İnsanoğlunun yaratılış sebebini kavrayamayan Meleklere
“Allah Âdem’e bütün isimleri öğretti. Sonra onları önce meleklere arz edip eğer siz sözümüzde sadık iseniz şunların isimlerini bana bildirin” dedi.
“Melekler Ya Rab! Seni noksan sıfatlardan tenzih ederiz, senin bize öğrettiklerinden başka bizim bilgimiz yoktur. Şüphesiz alim ve hakim olan ancak sensin, dediler.
“Bunun üzerine Ey Âdem! Eşyanın isimlerini onlara haber verdi.” Ayeti Kerimesin’ de geçen “Esma-e külleha” kelimesi dikkat çekicidir.
Esma Âlemi: Bir plan-program âlemidir. Zannedildiği gibi Allah-u Teala Âdem (a.s) sadece varlıkların isimlerini; bu ay, bu güneş, bu çiçek, bu şu veya bu budur diye öğretmemiştir. Bilakis esma insanlığın yeryüzüne geldiği andan itibaren kıyamet sabahına kadar yeryüzünde olup bitecek; gelip-geçecek her türlü sanat ve mesleklerin bütününü insanoğlunun kabiliyetine yerleştirmesidir. Böylece Esma (isimler): bir varlığı (keşfettiğimiz veya edemediğimiz yönleriyle olduğu gibi tanıtan şey demektir.)
Hikmet ve sırları bulma kabiliyetini taşıyan tek canlı insandır. Bu sayede insan meleklerden üstün olabilmiştir.

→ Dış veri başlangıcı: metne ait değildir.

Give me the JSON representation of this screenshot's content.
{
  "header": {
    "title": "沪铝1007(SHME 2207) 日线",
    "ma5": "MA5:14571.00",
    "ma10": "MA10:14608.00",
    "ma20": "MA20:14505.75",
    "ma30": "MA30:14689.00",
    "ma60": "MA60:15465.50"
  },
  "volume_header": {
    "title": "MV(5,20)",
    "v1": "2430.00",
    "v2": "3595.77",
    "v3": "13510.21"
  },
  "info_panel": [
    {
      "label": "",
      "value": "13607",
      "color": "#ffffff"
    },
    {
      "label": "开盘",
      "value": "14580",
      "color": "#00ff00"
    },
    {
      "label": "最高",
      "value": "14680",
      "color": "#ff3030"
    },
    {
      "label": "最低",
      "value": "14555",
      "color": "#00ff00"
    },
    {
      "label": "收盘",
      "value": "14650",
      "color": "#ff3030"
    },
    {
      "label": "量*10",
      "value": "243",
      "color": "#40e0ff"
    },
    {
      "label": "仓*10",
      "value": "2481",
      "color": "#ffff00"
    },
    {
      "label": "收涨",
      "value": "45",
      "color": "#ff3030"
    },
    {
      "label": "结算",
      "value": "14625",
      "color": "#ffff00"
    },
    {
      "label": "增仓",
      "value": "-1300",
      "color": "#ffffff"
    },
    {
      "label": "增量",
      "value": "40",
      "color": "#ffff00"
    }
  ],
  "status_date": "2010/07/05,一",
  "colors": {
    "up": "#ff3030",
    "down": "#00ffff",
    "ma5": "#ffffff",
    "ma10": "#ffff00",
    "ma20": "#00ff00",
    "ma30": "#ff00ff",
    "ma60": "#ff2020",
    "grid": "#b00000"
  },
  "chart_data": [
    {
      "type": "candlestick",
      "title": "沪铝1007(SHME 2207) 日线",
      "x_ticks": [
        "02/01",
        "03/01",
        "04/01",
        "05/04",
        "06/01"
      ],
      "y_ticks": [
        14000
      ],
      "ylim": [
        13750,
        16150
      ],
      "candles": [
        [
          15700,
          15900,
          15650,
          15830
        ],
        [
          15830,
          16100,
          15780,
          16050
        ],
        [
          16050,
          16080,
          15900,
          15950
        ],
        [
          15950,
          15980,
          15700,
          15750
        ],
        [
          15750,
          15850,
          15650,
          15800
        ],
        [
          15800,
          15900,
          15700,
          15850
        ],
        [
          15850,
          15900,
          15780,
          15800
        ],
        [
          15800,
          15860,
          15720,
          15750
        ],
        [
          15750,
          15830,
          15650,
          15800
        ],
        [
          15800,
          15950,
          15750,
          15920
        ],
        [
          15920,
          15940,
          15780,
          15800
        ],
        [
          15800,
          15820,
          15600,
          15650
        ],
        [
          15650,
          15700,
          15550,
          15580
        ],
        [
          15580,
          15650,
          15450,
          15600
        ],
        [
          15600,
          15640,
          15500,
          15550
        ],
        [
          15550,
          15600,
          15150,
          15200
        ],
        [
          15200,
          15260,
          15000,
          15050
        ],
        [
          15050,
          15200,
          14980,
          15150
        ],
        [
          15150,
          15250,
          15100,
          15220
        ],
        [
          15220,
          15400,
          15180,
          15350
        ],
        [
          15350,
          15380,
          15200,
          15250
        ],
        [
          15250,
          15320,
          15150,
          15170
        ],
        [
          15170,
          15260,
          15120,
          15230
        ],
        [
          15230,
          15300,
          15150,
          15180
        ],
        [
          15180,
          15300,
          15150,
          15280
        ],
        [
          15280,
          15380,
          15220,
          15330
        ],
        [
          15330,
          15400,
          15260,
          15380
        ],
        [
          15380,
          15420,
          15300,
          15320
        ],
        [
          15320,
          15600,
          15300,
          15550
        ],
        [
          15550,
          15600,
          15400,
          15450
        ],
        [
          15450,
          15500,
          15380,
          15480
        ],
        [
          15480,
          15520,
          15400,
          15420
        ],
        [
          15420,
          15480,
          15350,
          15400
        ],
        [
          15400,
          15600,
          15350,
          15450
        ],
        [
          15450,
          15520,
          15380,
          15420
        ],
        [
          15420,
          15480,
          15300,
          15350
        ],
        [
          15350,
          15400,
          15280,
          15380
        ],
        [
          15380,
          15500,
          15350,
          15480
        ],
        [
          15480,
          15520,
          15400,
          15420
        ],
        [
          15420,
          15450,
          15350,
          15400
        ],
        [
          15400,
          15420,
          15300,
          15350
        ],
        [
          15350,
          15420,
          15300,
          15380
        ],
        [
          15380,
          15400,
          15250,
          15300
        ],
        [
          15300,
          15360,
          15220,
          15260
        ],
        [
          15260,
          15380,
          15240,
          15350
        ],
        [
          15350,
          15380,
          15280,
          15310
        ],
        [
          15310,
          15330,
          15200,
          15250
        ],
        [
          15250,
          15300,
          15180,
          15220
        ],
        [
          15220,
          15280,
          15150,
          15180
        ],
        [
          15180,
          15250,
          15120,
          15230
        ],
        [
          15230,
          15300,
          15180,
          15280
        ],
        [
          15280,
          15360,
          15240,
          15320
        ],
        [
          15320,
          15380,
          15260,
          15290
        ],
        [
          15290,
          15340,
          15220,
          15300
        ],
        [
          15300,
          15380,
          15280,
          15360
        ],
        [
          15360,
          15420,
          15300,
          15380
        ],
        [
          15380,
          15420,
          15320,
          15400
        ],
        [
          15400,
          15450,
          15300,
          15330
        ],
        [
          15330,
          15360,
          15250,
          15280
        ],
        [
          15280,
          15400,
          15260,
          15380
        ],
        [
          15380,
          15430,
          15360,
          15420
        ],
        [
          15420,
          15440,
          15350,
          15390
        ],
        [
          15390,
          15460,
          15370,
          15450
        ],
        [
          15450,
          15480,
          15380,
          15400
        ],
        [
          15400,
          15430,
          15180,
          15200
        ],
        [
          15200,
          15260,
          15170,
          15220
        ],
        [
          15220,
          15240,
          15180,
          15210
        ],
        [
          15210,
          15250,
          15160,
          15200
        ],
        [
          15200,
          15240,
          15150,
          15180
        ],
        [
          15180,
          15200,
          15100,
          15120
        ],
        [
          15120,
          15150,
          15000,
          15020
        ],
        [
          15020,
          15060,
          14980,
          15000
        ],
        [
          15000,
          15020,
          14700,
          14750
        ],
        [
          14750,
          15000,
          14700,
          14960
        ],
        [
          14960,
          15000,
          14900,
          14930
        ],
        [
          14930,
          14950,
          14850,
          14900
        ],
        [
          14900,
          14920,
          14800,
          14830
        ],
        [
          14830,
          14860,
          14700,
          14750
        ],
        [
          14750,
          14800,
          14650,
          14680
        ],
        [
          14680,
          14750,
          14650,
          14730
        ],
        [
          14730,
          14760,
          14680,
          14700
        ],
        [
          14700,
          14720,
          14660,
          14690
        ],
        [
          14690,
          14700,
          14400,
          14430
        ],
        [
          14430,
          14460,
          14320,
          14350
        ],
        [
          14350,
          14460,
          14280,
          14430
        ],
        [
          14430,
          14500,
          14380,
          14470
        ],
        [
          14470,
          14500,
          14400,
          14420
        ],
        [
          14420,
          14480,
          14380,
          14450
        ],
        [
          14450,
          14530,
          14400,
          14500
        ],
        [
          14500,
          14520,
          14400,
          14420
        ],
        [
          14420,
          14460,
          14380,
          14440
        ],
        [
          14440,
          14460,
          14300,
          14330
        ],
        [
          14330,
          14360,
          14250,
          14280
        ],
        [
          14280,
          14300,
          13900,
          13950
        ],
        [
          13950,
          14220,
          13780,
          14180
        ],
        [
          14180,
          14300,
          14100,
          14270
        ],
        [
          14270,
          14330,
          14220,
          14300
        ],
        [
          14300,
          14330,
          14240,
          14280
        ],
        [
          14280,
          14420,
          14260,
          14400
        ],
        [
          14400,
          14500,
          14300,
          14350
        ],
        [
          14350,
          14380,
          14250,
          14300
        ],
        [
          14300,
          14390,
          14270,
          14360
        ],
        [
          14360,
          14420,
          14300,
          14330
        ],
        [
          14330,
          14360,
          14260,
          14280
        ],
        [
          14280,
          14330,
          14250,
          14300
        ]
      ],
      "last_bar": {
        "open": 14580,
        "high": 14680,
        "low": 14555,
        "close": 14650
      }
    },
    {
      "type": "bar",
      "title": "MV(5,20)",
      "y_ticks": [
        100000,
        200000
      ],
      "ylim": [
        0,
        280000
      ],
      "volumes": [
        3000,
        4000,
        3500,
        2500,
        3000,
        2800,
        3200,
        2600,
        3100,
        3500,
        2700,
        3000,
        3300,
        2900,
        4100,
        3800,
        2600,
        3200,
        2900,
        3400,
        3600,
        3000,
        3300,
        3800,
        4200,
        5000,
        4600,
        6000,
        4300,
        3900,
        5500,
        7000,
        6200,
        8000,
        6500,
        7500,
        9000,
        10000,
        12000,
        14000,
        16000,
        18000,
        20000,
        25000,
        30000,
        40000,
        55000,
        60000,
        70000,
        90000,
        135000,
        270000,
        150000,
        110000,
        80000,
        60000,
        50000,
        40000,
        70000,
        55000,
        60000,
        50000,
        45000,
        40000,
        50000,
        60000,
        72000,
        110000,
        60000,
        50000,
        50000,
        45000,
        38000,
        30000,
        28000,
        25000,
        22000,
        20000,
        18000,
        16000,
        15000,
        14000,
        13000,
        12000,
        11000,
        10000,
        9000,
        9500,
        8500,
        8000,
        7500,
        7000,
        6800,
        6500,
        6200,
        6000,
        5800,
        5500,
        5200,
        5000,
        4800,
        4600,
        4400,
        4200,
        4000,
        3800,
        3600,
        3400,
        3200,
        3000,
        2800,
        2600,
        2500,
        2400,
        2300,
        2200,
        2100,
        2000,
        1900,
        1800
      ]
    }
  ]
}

Bu kabiliyetlerin ortaya çıkarılabileceği tek yer dünyadır. İnsan akıl ve ilmini doğru ve faydalı olan için mi kullandı, Yoksa yanlış ve zararlı olan için mi? kullandı. Bu imtihanı yaşayacaktır. Ve bu gereklidir. Her üstünlük ve nimetin bir bedeli ve sınavı vardır.
“Onlar, O’nun ilminden, O’nun dilediğinden başka hiçbir şeyi kavrayamaz” (Bakara 255)
Hangi çağda, neye ihtiyacımız varsa Allah insana o kadarını buldurur. Uçağa ihtiyacın var onu buldurur. İlaca ihtiyacın var onu buldurur. Bu Allah’ın insana bir lütuftur.
“Yemin olsun! Biz âdemoğullarını üstün yarattık, onları karada ve denizde vasıtalarla taşıdık, hoş nimetlerle besledik ve onları yarattıklarımızdan çoğununa üstün kıldık…” (isra 70)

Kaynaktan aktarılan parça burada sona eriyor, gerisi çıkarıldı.